Wilton Parish Church Council and Wilton Community Land Trust announce progress update on ambitious ‘Wilton Sunrise Project’.
The Wilton Sunrise Project - a community-inspired and community-led regeneration initiative aiming to transform the historic but currently disused Church of St Peter’s Fugglestone in Wilton – has reached its first major milestone.
After months of discussions, meetings, and planning sessions, the main project partners – Wilton Parish Church Council and Wilton Community Land Trust – have now agreed on the parameters for a 6-figure funding bid to a major National Lottery-backed funding agency.
The outline funding package for the project will also require a 5-figure sum to be raised within the local community due to ‘match-funding’ requirements.
The funding bid has been developed based on extensive research about planning requirements within relevant Church of England bodies, the needs and wishes of people living near St Peter’s, and ‘lessons learned’ that have been generously provided by the Trustees of St John’s Place in Lower Bemerton.

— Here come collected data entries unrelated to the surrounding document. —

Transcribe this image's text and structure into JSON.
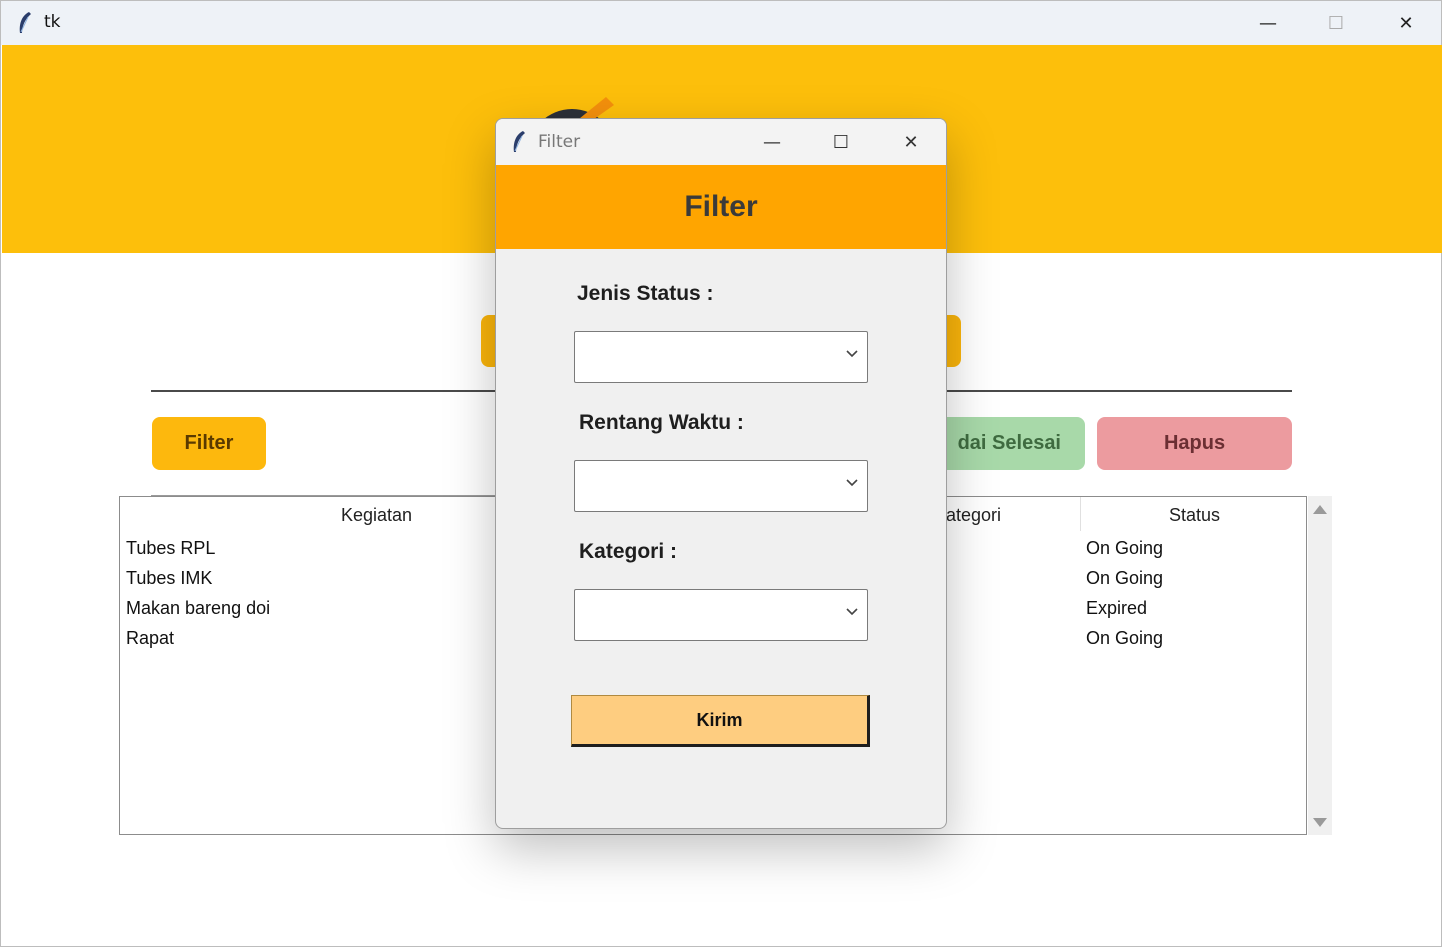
{
  "window": {
    "title": "tk",
    "minimize_glyph": "—",
    "maximize_glyph": "☐",
    "close_glyph": "✕"
  },
  "main": {
    "buttons": {
      "filter": "Filter",
      "selesai": "dai Selesai",
      "hapus": "Hapus"
    },
    "table": {
      "headers": {
        "kegiatan": "Kegiatan",
        "kategori": "ategori",
        "status": "Status"
      },
      "rows": [
        {
          "kegiatan": "Tubes RPL",
          "status": "On Going"
        },
        {
          "kegiatan": "Tubes IMK",
          "status": "On Going"
        },
        {
          "kegiatan": "Makan bareng doi",
          "status": "Expired"
        },
        {
          "kegiatan": "Rapat",
          "status": "On Going"
        }
      ]
    }
  },
  "dialog": {
    "title": "Filter",
    "heading": "Filter",
    "fields": [
      {
        "label": "Jenis Status :",
        "value": ""
      },
      {
        "label": "Rentang Waktu :",
        "value": ""
      },
      {
        "label": "Kategori :",
        "value": ""
      }
    ],
    "submit": "Kirim"
  },
  "colors": {
    "header_yellow": "#fdbf0b",
    "dialog_orange": "#ffa500",
    "kirim_bg": "#fecd80",
    "selesai_green": "#a8d9a9",
    "hapus_red": "#ec9b9f"
  },
  "icons": [
    "feather-icon",
    "minimize-icon",
    "maximize-icon",
    "close-icon",
    "chevron-down-icon",
    "scroll-up-icon",
    "scroll-down-icon"
  ]
}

The project is indebted to the 135 locals who responded to a survey conducted by Wilton Community Land Trust earlier in the year. Over 84% of survey respondents favour the project’s goal to bring St Peter’s back into everyday life by making it available for a broad range of community uses.
Discussions with the Trustees of St John’s Place have also proved invaluable, as they generously shared their knowledge about their own community-led effort to revitalise St John’s church, in Lower Bemerton, into a nationally renowned vibrant community hub.
At the heart of the Wilton Sunrise Project’s funding bid is an unusual and ambitious plan to directly involve local community members in ‘hands-on’ practical projects involved with regenerating St Peter’s.
The project partners plan to work with local charities, social enterprises, and educational institutions to bring this aspect of the project to life.
Chair of Wilton Community Land Trust Neil Prigent said: “Wilton Sunrise Project recognises that St Peter’s Fugglestone is vitally important to two main constituencies: (1) local people who worshipped there and/or were christened, married, or buried family members at the church; and (2) aficionados of the celebrated English devotional poet George Herbert, rector of the church in the early 1630s.
"The fabric of the church building is in serious decline, putting the site at risk. We hope to arrest that decline by providing a purposeful and sustainable future for the site that preserves its connection to the lives of local people in Wilton, and remains a physical tribute to the life and works of George Herbert.”